Dokumen Belum Lengkap, OJK Kembalikan 44 Dokumen Pendaftaran Tekfin

Dokumen Belum Lengkap, OJK Kembalikan 44 Dokumen Pendaftaran TekfinAbdul Rahman Karyawan melakukan aktivitas di salah satu perusahaan financial technology (Fintech), di Jakarta, Selasa (3/4/2018). - JIBI/Endang Muchtar
13 Juli 2018 22:30 WIB Nindya Aldila Ekbis Share :

Harianjogja.com, JAKARTA—Otoritas Jasa Keuangan (OJK) mengembalikan 44 dokumen pendaftaran perusahaan teknologi informasi berbasis peer-to-peer (P2P) lending.
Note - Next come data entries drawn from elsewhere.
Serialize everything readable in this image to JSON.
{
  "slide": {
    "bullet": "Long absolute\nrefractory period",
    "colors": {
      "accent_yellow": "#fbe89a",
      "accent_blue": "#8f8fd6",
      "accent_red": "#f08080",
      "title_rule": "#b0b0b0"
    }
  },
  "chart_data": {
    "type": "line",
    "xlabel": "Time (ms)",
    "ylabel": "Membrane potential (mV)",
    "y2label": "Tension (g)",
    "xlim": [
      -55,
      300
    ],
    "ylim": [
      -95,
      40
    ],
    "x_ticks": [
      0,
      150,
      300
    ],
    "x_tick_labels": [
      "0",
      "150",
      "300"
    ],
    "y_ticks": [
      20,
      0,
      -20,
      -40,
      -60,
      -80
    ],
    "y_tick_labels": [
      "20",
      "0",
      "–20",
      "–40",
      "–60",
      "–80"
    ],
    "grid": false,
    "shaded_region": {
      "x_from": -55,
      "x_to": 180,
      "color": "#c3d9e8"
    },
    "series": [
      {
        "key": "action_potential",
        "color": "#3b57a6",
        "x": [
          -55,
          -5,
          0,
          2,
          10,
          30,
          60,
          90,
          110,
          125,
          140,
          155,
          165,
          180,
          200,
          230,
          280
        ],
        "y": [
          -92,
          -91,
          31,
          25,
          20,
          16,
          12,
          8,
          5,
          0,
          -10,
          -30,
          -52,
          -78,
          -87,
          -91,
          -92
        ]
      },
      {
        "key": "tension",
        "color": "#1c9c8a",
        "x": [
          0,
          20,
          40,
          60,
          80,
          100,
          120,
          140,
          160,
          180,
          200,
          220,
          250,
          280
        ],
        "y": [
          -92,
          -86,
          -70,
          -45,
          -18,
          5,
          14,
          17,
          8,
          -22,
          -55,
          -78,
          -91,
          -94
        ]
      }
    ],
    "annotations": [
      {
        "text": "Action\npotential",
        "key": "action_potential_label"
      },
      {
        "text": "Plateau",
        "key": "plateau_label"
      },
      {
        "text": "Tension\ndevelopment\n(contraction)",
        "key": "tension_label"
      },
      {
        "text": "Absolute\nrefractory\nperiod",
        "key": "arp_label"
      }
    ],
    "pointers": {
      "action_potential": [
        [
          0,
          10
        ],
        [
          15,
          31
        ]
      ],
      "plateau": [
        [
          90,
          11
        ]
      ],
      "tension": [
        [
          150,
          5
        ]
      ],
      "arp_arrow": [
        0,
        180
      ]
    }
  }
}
Puluhan tekfin itu dinilai masih perlu melengkapi dokumen yang disyaratkan

Direktur Pengaturan Perizinan dan Pengawasan Fintech Otoritas Jasa Keuangan (OJK) Hendrikus Passagi mengatakan saat ini ada 27 perusahaan teknologi finansial (tekfin) atau financial technology (fintech) lending yang sedang mengantre untuk mendaftar sebagai penyelenggara di meja OJK. 

Sebelumnya, OJK telah mengembalikan 44 dokumen perusahaan tekfin. Beberapa pertimbangannya, misalnya, ketidak lengkapan penjelasan profil pemilik saham, komisaris dan direksinya sebagai orang-orang yang menjalankan bisnisnya. 

“Ada 44 dokumen yang kami kembalikan. Alasannya, pinjaman tekfin ini bukan hanya melibatkan dana masyarakat, tetapi juga melibatkan data pribadi sehingga kami sangat berhati-hati,” katanya seusai acara Fintech Fair 2018, Jumat (13/7). 

Berdasarkan POJK No.77/POJK.01/2016, tentang Layanan Pinjam Meminjam Uang Berbasis Teknologi Informasi, perusahaan P2P lending yang hendak mendaftar harus memiliki modal disetor senilai Rp1 miliar. 

Badan usaha yang boleh mengajukan pendaftaran di OJK harus berbentuk perseroan terbatas atau koperasi. Sementara itu, batas kepemilikan pihak asing ditetapkan maksimal 85%. Setiap perusahaan dibatasi untuk memberikan pinjaman maksimal Rp2 miliar. 

Berdasarkan catatan OJK, saat ini sudah ada 64 P2P lending yang sudah terdaftar di OJK dan satu perusahaan yang sudah mendapatkan izin. "Kami berharap [sosialisasi] tentang tekfin tidak berhenti di Jakarta, kalau bisa ke luar Pulau Jawa supaya masyarakat sadar bahwa selain ada lembaga pembiayaan konvensional, juga ada pendanaan daring sebagai alternatif," katanya.